Owen Graduate School of Management

Christie St-John

Christie St-John, Ph.D., Director of MBA Admissions, Owen Graduate School of Management

What is the one area of your program that you wish applicants knew more about?

Choosing one thing is difficult. I think the first thing is that our MBA is a practical, professional program that provides hands-on learning experience not just theory and text-book knowledge. Second, that we are part of a Tier One Research university with resources that add  to the learning experience of our students. Third, we are small enough to know all our students and can help guide them through their time here, yet we are big enough to attract top-notch  companies who want to hire our students. Fourth, if one wants to develop knowledge of the health care industry, Nashville is the  place to be, housing over 350 companies dedicated to various aspects of health care. Finally, the city itself has grown and developed to be much more than “Music City”. It is a vibrant, dynamic economy where  a diverse  industries are relocating because they have found a young, educated work force.

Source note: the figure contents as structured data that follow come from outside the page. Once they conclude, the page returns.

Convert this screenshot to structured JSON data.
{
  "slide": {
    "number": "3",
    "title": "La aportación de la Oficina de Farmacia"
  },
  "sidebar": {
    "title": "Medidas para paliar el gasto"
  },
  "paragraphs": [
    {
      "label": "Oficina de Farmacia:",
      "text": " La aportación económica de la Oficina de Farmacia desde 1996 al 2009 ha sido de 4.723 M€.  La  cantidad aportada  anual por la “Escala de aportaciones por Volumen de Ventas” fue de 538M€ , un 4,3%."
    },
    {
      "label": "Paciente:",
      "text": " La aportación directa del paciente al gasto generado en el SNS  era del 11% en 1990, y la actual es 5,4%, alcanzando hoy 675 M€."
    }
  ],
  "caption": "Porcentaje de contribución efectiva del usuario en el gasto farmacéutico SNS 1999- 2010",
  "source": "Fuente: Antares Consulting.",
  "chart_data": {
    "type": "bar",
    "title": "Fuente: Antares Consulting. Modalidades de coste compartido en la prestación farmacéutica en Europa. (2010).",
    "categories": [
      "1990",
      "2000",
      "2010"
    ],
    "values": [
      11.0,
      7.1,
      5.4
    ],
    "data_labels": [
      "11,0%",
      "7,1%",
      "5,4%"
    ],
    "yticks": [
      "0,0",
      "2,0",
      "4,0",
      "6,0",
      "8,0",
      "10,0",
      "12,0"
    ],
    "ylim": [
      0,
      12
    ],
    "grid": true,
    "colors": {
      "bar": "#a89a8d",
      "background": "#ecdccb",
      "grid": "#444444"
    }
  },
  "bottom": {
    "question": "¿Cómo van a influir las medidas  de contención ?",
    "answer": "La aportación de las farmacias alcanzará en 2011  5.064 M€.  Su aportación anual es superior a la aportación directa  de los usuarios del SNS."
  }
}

What’s the single most exciting development, change, or event happening at you MBA program this coming year?

We have several research centers at the business school that have been around for a number of years, such as the Financial Markets Research Center, e-Lab, and the Center for Environmental Management, and The Cal Turner Center for Moral Leadership. Over the last three years, we have opened (thanks to our alumni contributions) several new Centers of Excellence in which students can become involved and get hands-on experience. Most of these centers came about as a result of surveying students, alumni and companies. For example, the Turner Family Center for Social Ventures, is a cross-disciplinary center which aims to find business solutions to social problems. The TFC hosts an annual social venture summit, offers summer fellowships, plans local and international social venture treks, and case competition opportunities.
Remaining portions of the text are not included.